Peruvian archaeologists discover bloody remains of possibly oldest known human sacrifices in the Americas

Peruvian archaeologists have uncovered skeletal remains of three people ritually sacrificed and buried in blood-stained sands around 4,000 years ago at the Bandurria archaeological ruins on Peru’s central Pacific coast, the research leader told Peruvian Times on Monday.

“It is the first time that such a violent human sacrifice has been reported,” San Marcos Univerisity archaeologist Alejandro Chu said in a telephone interview from the site near Huacho, 87 miles north of the capital, Lima.

He said the only documented human sacrifices he is aware of that rose to such violent heights were the ritual torture and killing of war prisoners by the Moche Culture in northern Peru between A.D. 150 and A.D. 650 — documented by physical anthropologist John Verano of Tulane University.

Human sacrifices excavated from later periods are almost always buried in flexed positions, accompanied by elaborate funerary offerings.

“They are generally wrapped with cloths and with care,” Chu explained. In the case Bandurria, there was no respect shown to the sacrificial subjects, he said, adding “we found no evidence of knife grooves to indicate that they had been cut, but rather torn apart.”

“It seems that the pre-ceramic societies were not as peaceful as they have been depicted,” said Chu. “There were also moments in which they carried out very violent and very bloody acts.”

Chu said his team made the discovery a month ago, unearthing the hip bones and legs of two women, who were between 16 to 20 years old when they died, and a decapitated skeleton of a man about 20. The remains were preserved beneath five feet of sand in the site’s second circular plaza.
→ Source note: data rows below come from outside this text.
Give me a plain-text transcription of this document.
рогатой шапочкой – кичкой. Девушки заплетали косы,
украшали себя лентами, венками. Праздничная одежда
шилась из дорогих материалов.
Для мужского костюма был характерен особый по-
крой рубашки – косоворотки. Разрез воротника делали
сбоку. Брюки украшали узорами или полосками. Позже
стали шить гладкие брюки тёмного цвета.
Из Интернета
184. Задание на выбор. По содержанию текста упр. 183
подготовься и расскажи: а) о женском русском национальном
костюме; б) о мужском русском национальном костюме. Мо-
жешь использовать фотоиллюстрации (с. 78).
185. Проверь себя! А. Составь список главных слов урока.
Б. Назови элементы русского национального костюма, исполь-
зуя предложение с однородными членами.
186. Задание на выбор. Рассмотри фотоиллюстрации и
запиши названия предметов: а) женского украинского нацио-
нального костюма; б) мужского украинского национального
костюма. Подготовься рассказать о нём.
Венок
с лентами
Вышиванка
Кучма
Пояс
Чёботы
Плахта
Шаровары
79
“We think it was a very bloody event, a very bloody sacrifice,” he said. “In the sand adjacent to the remains we discovered traces of what appears to be blood from the organs, or in other words from the extremities that were ripped apart and thrown there bloody. We found small red spots from blood stains in the sand around the bodies.”
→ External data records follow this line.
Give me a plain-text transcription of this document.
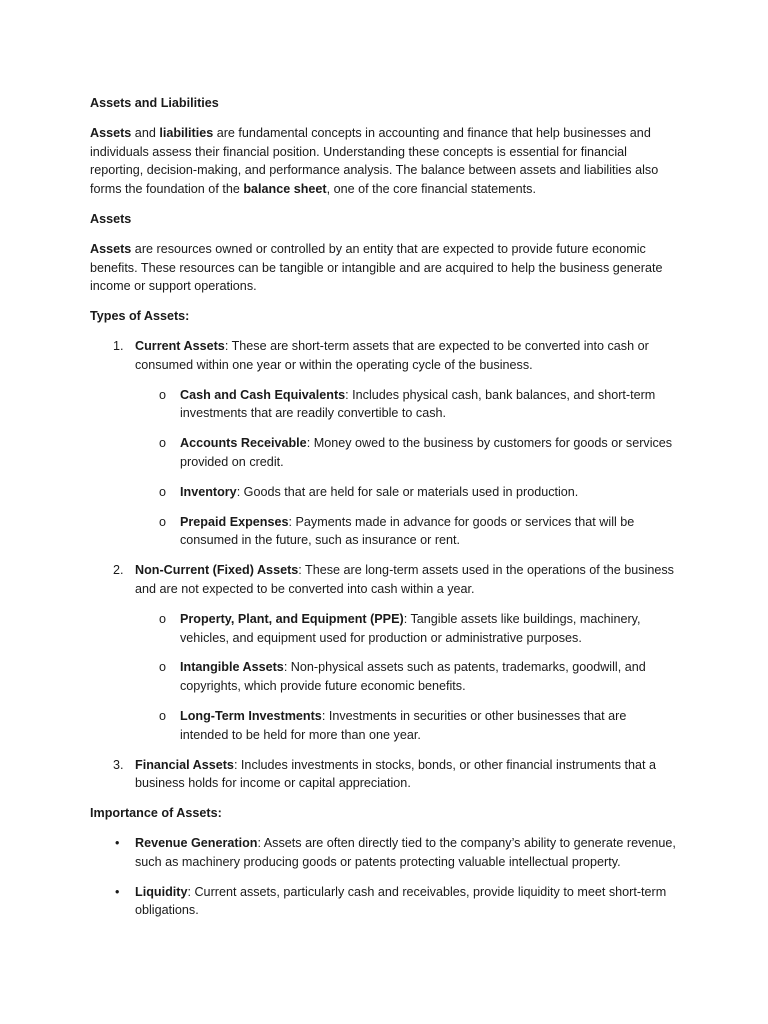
Assets and Liabilities

Assets and liabilities are fundamental concepts in accounting and finance that help businesses and individuals assess their financial position. Understanding these concepts is essential for financial reporting, decision-making, and performance analysis. The balance between assets and liabilities also forms the foundation of the balance sheet, one of the core financial statements.

Assets

Assets are resources owned or controlled by an entity that are expected to provide future economic benefits. These resources can be tangible or intangible and are acquired to help the business generate income or support operations.

Types of Assets:

1. Current Assets: These are short-term assets that are expected to be converted into cash or consumed within one year or within the operating cycle of the business.
o Cash and Cash Equivalents: Includes physical cash, bank balances, and short-term investments that are readily convertible to cash.
o Accounts Receivable: Money owed to the business by customers for goods or services provided on credit.
o Inventory: Goods that are held for sale or materials used in production.
o Prepaid Expenses: Payments made in advance for goods or services that will be consumed in the future, such as insurance or rent.
2. Non-Current (Fixed) Assets: These are long-term assets used in the operations of the business and are not expected to be converted into cash within a year.
o Property, Plant, and Equipment (PPE): Tangible assets like buildings, machinery, vehicles, and equipment used for production or administrative purposes.
o Intangible Assets: Non-physical assets such as patents, trademarks, goodwill, and copyrights, which provide future economic benefits.
o Long-Term Investments: Investments in securities or other businesses that are intended to be held for more than one year.
3. Financial Assets: Includes investments in stocks, bonds, or other financial instruments that a business holds for income or capital appreciation.

Importance of Assets:

• Revenue Generation: Assets are often directly tied to the company’s ability to generate revenue, such as machinery producing goods or patents protecting valuable intellectual property.
• Liquidity: Current assets, particularly cash and receivables, provide liquidity to meet short-term obligations.
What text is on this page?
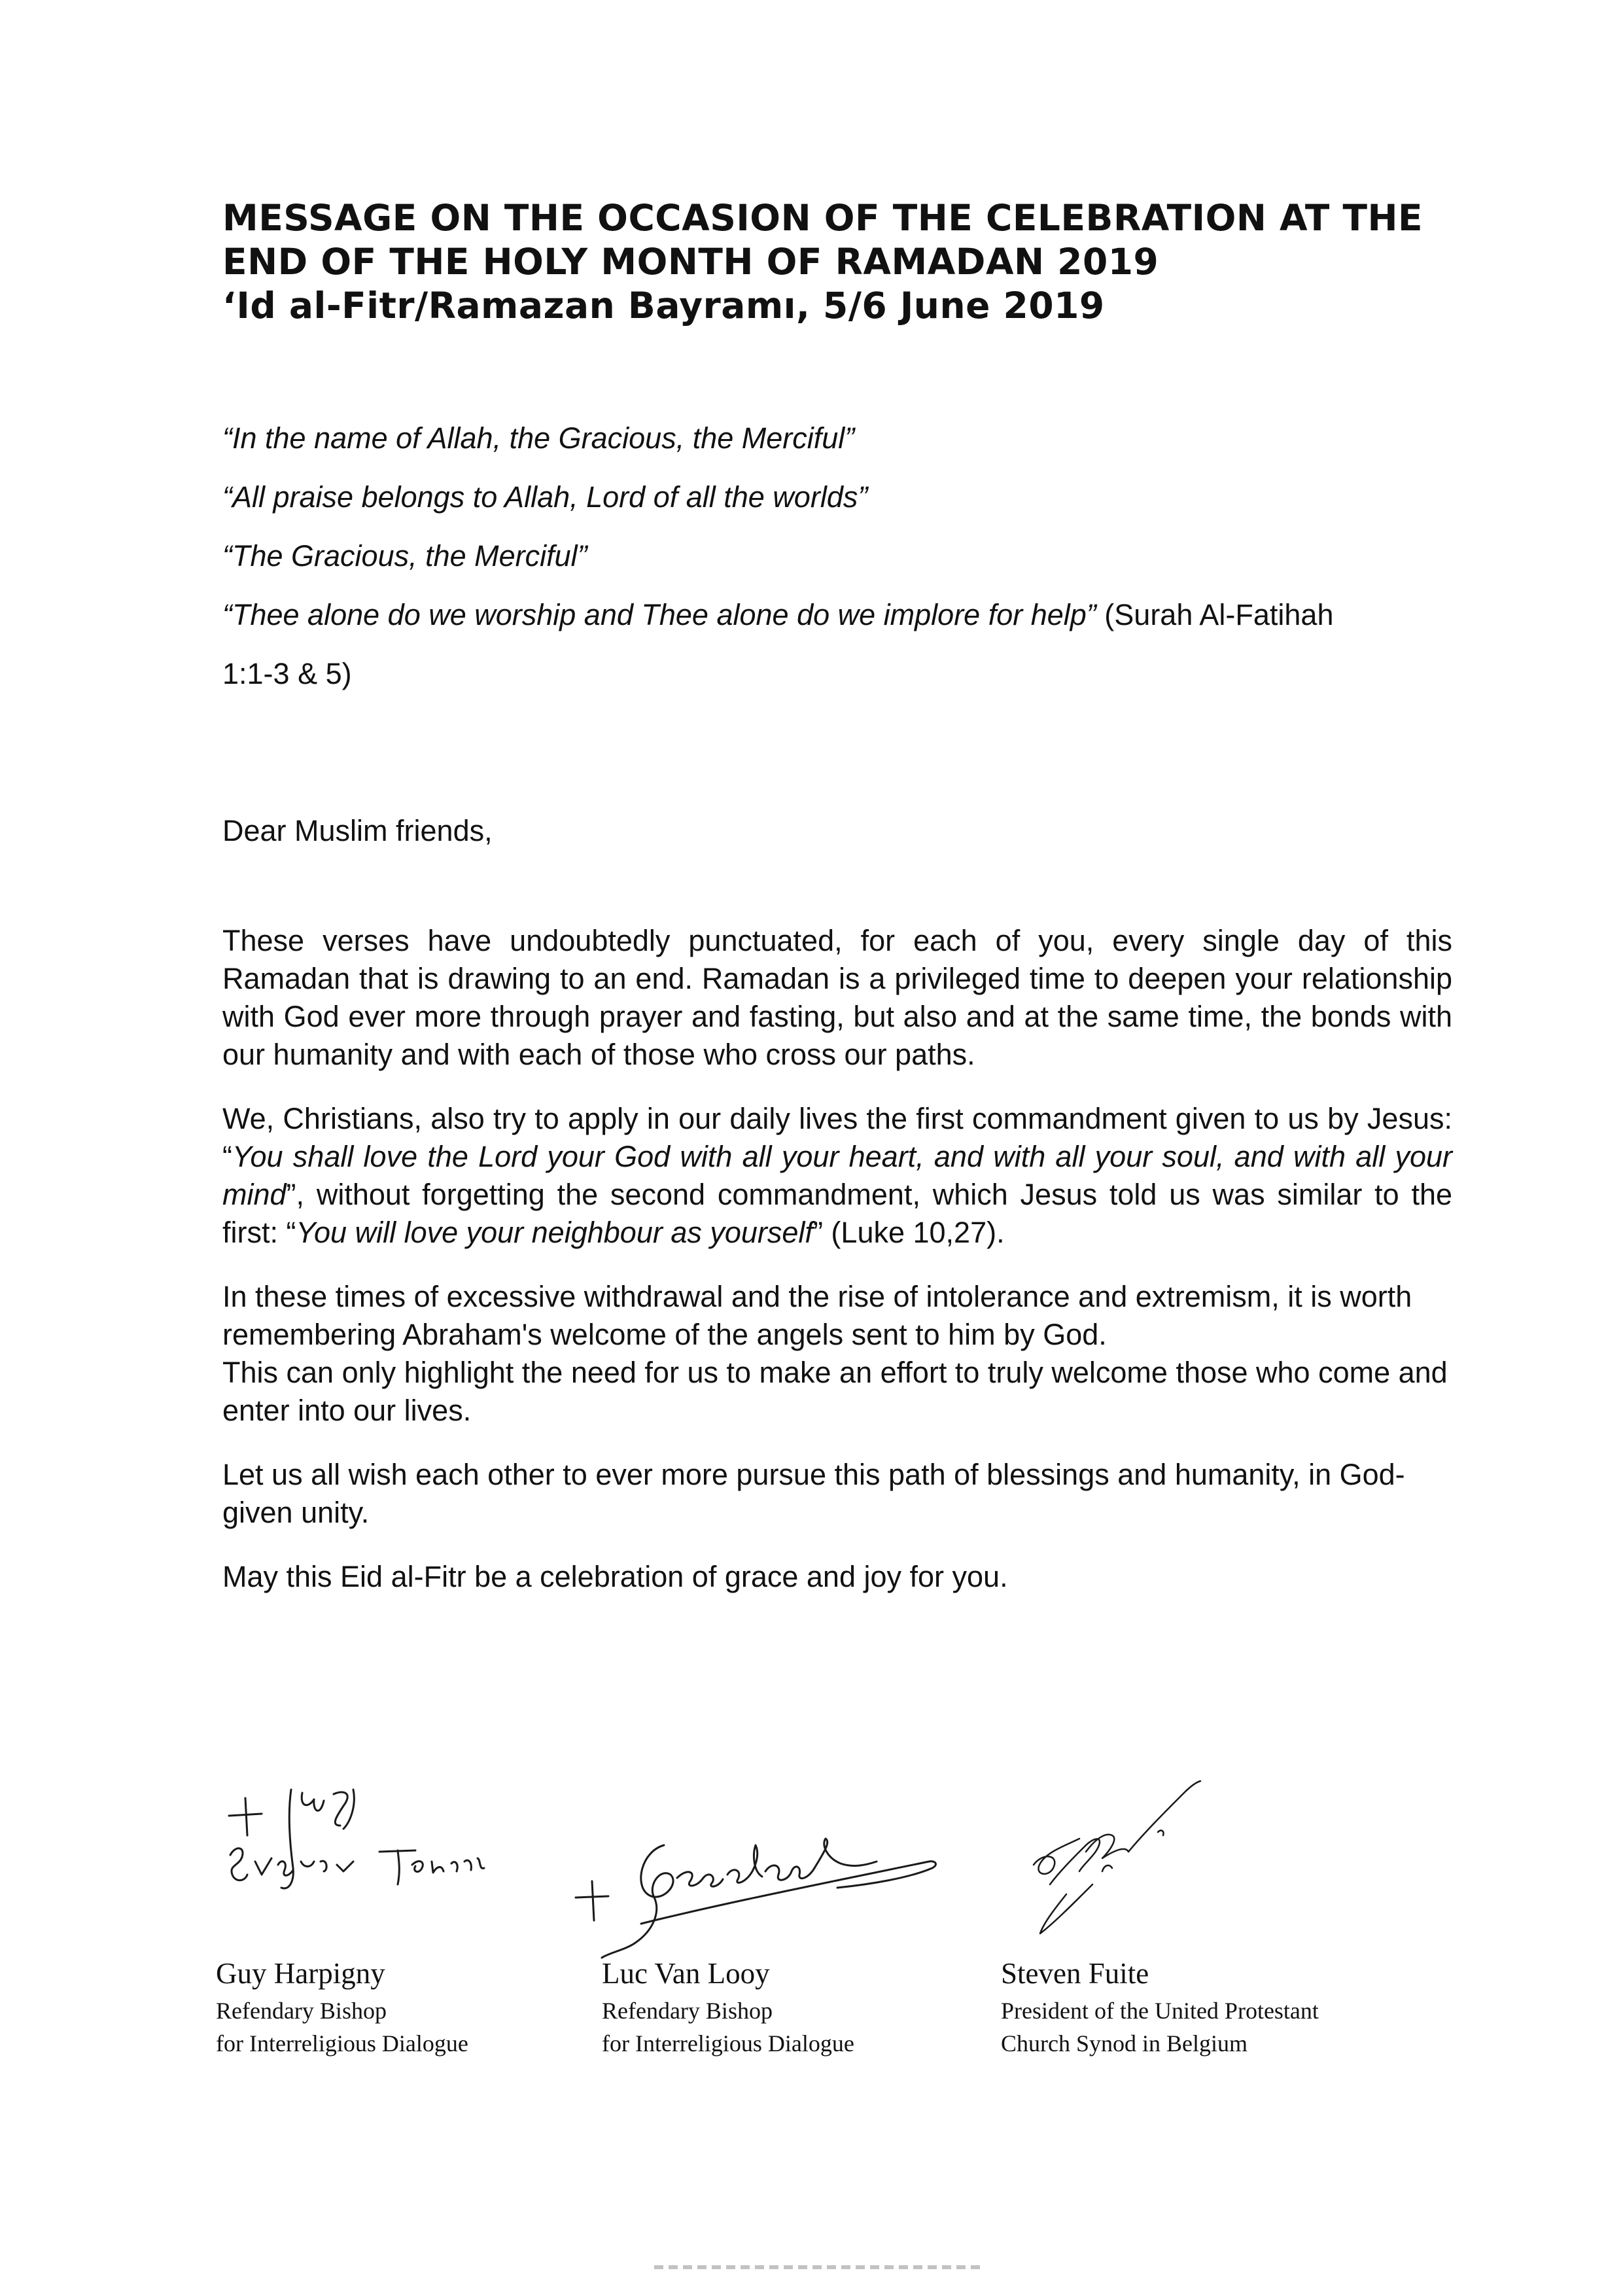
MESSAGE ON THE OCCASION OF THE CELEBRATION AT THE
END OF THE HOLY MONTH OF RAMADAN 2019
‘Id al-Fitr/Ramazan Bayramı, 5/6 June 2019
“In the name of Allah, the Gracious, the Merciful”
“All praise belongs to Allah, Lord of all the worlds”
“The Gracious, the Merciful”
“Thee alone do we worship and Thee alone do we implore for help” (Surah Al-Fatihah
1:1-3 & 5)
Dear Muslim friends,
These verses have undoubtedly punctuated, for each of you, every single day of this Ramadan that is drawing to an end. Ramadan is a privileged time to deepen your relationship with God ever more through prayer and fasting, but also and at the same time, the bonds with our humanity and with each of those who cross our paths.
We, Christians, also try to apply in our daily lives the first commandment given to us by Jesus: “You shall love the Lord your God with all your heart, and with all your soul, and with all your mind”, without forgetting the second commandment, which Jesus told us was similar to the first: “You will love your neighbour as yourself” (Luke 10,27).
In these times of excessive withdrawal and the rise of intolerance and extremism, it is worth remembering Abraham's welcome of the angels sent to him by God.
This can only highlight the need for us to make an effort to truly welcome those who come and enter into our lives.
Let us all wish each other to ever more pursue this path of blessings and humanity, in God-given unity.
May this Eid al-Fitr be a celebration of grace and joy for you.
Guy Harpigny
Refendary Bishop
for Interreligious Dialogue
Luc Van Looy
Refendary Bishop
for Interreligious Dialogue
Steven Fuite
President of the United Protestant
Church Synod in Belgium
Chu said samples were sent the United States for carbon dating to isolate the age of the find and to determine whether the victims were strangers or if the inhabitants had sacrificed their own people.
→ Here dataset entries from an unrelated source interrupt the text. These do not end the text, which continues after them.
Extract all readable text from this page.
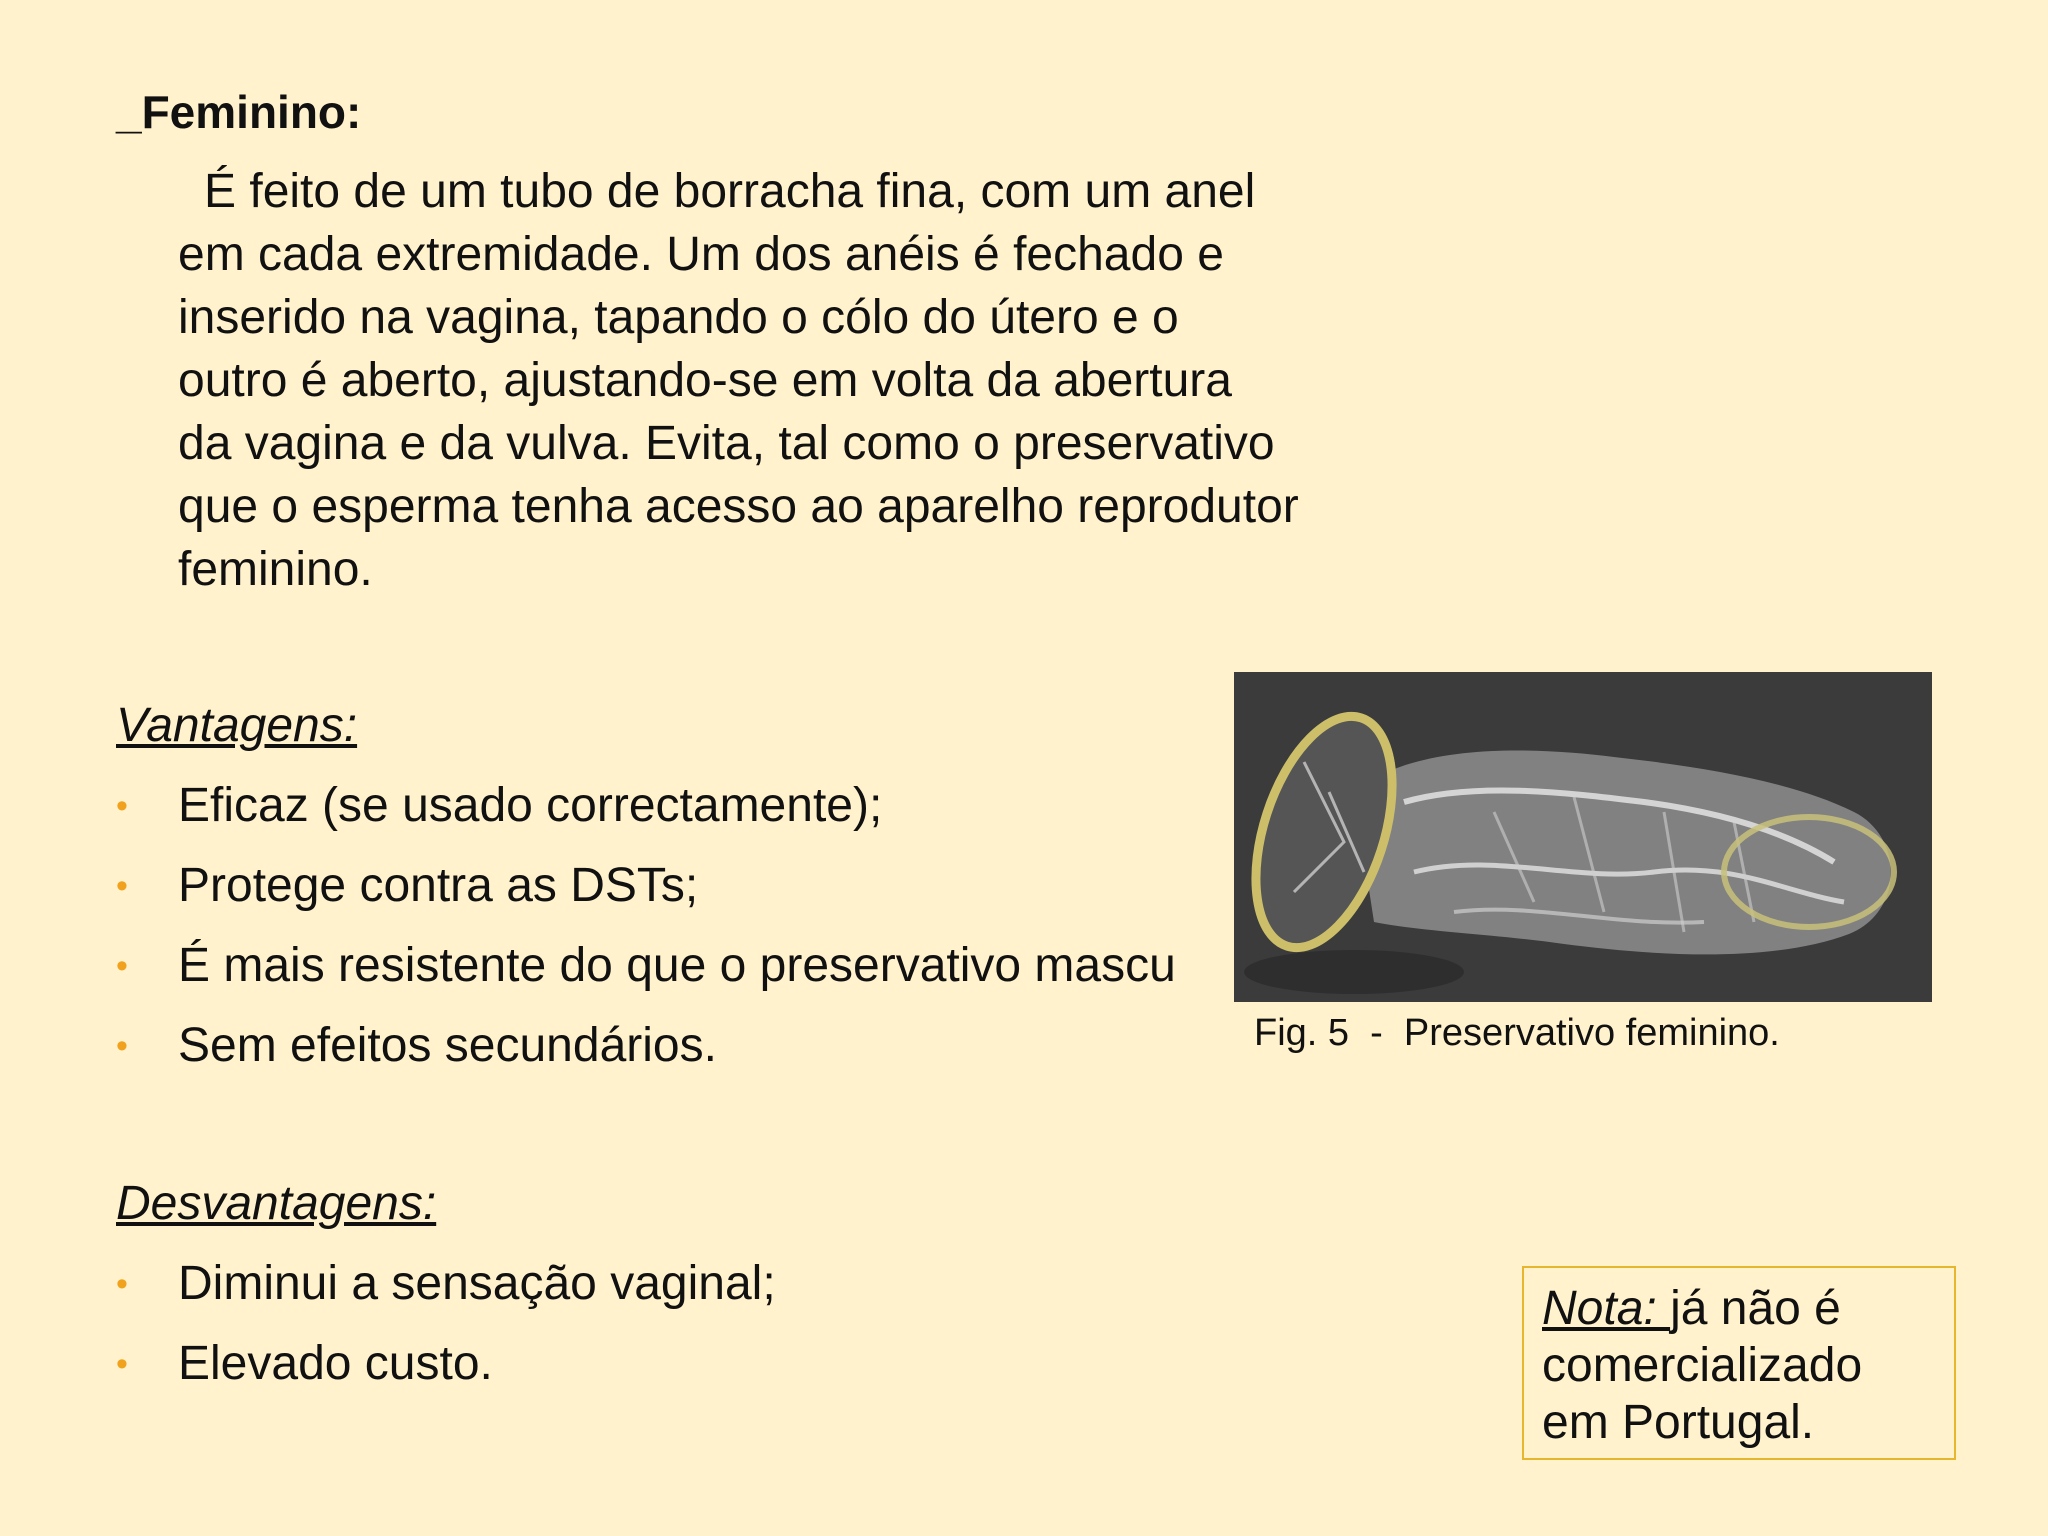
_Feminino:
É feito de um tubo de borracha fina, com um anel
em cada extremidade. Um dos anéis é fechado e
inserido na vagina, tapando o cólo do útero e o
outro é aberto, ajustando-se em volta da abertura
da vagina e da vulva. Evita, tal como o preservativo
que o esperma tenha acesso ao aparelho reprodutor
feminino.
Vantagens:
• Eficaz (se usado correctamente);
• Protege contra as DSTs;
• É mais resistente do que o preservativo mascu
• Sem efeitos secundários.	Fig. 5  -  Preservativo feminino.
Desvantagens:
• Diminui a sensação vaginal;
• Elevado custo.
Nota: já não é comercializado em Portugal.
It has been determined that the site where the skeletal remains were found was inhabited between 3200-1800 B.C., he said, which could make the human remains the oldest known human sacrifices in the Americas.

Bandurria was discovered in 1973 by Domingo Torero. The ruins rival the ancient city of Caral and several other sites in Peru’s central Supe Valley as the oldest known complex society in the Americas. “Several radiocarbon datings conducted in the United States confirmed that Bandurria dates back to 3200 B.C., while Caral dates from 2900,” Chu said.

“Based on the condition and placement of the bones, we do not know if the capitation was the cause of death, or if he was already death when he was decapitated. The same with the legs that we found. We do not know if that was the cause of death,” Chu said.

Chu believes that the plaza, which served as a religious site, was at some point abandoned by the the inhabitants and that the violent and bloody ritual ceremony probably accompanied that decision to leave the site.

“The human beings we found are part of that ritual. When they abandoned the sacred area, they organized a series of sacrificial rituals, probably as an offering to this site for the religious importance it had,” Chu theorized.

Findings in the first plaza, which Chu believes to be more contemporary, yielded no evidence of human sacrifice. Human remains buried at that site were wrapped in cotton fabrics and buried beneath large stones, as well as sea shells and other comestible products.

Chu said he believes further digging at Bandurria, which he started excavating three years ago, will lead to more findings. He estimates that ten more structures lie hidden beneath the sand.

The archaeological project sponsors school groups and offers guided tours for tourists.